November 25, 2016

From Denise Torres, MA and Co-Director of the Center for Compassionate Living

What is Compassionate Communication?

It’s a communication tool that shifts our thinking from judgments and blame to inquiry and connection. It’s this shift that:

  • Creates blame-free interpersonal relationships and work environments; and
  • Fosters an atmosphere of openness and trust between colleagues, partners, clients, and family members.

Compassionate Communication (also known as Nonviolent[1] Communication or NVC) has been taught for over 40 years nationally and internationally in such places as Israel, Romania, Turkey, Ghana, and Rwanda, as well as in Latin America.

Why is it effective?

In our culture judgmental thinking, blame, shame, guilt and threats are common strategies we use when there is a disagreement and conflict.  Further, when we hear judgmental messages we react likewise by judging others, or ourselves. As counselors, social workers, educators, and health professionals we know the painful impact this has on our work environments, our clients, and on ourselves. We’ve seen it trigger trauma and violence.

The reason Compassionate Communication is effective is that it’s a judgment free strategy.

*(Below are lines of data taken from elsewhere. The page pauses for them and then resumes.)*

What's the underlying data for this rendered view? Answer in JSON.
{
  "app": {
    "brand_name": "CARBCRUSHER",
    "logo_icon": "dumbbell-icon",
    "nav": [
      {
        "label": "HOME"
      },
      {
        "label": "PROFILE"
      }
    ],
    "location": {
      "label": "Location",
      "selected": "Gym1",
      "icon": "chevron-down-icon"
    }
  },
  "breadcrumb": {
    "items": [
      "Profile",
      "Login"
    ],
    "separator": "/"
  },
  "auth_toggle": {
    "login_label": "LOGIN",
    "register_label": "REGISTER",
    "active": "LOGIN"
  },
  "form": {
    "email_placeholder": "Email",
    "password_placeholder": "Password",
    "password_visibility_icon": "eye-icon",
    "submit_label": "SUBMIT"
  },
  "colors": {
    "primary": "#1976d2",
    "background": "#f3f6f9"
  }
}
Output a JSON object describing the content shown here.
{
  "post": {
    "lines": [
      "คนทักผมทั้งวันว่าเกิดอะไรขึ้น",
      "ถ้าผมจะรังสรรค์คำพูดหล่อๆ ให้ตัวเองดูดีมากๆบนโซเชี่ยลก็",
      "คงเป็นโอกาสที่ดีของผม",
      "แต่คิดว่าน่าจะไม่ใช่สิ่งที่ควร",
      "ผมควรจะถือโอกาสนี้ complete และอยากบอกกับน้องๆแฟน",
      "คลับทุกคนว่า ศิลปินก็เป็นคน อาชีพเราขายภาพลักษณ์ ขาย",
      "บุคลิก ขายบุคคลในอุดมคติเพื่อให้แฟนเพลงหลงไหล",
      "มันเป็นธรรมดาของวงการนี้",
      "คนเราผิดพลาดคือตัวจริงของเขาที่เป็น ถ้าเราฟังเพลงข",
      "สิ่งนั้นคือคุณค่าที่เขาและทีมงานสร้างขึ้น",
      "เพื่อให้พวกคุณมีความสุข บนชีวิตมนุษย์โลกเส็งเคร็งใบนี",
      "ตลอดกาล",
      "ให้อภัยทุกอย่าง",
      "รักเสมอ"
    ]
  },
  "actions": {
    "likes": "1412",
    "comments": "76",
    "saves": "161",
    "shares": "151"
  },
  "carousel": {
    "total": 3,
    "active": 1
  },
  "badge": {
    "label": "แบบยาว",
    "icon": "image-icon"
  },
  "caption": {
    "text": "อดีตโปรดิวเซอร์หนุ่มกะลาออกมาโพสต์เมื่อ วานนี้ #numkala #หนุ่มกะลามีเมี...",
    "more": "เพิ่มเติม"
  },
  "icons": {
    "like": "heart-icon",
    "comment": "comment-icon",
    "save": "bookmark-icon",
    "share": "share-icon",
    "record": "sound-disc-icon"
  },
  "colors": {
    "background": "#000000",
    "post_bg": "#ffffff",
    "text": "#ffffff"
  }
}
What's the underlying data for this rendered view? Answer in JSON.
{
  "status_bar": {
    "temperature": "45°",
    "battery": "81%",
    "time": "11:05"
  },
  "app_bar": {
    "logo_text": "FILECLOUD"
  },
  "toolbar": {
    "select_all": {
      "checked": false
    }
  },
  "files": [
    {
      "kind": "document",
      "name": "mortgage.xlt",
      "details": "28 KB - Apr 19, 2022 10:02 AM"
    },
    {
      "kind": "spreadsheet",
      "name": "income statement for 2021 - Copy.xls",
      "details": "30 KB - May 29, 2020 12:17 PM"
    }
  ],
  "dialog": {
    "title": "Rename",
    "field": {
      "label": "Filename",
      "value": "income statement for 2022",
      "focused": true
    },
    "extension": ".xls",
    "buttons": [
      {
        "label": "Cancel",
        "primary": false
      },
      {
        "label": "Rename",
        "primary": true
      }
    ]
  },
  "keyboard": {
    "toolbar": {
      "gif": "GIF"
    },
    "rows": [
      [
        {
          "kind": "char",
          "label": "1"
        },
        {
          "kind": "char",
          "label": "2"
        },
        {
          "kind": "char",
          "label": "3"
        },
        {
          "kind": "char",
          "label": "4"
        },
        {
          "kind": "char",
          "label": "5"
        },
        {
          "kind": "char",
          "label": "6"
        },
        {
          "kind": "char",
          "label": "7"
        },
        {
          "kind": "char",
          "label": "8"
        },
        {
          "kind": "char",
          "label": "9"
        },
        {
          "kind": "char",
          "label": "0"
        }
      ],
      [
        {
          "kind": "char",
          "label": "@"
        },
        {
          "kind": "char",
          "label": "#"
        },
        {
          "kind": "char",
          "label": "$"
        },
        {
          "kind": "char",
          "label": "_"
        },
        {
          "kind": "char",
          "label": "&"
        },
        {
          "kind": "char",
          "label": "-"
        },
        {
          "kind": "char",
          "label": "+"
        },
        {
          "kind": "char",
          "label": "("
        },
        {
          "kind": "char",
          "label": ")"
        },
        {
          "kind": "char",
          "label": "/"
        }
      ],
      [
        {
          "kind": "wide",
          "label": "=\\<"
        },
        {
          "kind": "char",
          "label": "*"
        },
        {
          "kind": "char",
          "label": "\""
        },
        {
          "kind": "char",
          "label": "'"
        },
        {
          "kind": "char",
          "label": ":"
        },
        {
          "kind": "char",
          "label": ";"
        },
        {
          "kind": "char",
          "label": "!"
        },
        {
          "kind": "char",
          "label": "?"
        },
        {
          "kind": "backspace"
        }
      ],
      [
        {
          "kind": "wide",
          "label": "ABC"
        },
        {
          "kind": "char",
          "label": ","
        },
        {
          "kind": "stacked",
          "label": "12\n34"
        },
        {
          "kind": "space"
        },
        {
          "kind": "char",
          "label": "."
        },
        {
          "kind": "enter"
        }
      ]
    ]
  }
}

Without judgments, there is a safe environment where trust grows; without blame, power and agency are restored; and without right/wrong thinking all points of view are valued.

How does it work?

A common thread in conflict resides in the underlying (and sometimes intense) discomfort that arises when someone’s basic needs are not being met–needs like trust, inclusiveness, and consideration. Rather than using blame and judgment to release the discomfort, Compassionate Communication redirects our attention to listening for unmet needs right when a problem arises. In this moment we ask:

  • What’s happened here?
  • What am I needing?
  • What are you needing? And,
  • What can we do to get these needs met?

There are at least three outcomes from this inquiry:

  • First, it acknowledges that everybody’s needs matter.
  • Second, it’s in this recognition that we actually meet needs for acceptance, trust, and contribution for all those involved.
  • Third, when needs are met stress is reduced, confidence builds, and both our personal and community strength grows.

What do you think? Isn’t this what we want for our clients, our workplace, and ourselves?

[1] Nonviolent meaning words and actions that are free from physical, verbal, emotional, and spiritual violence.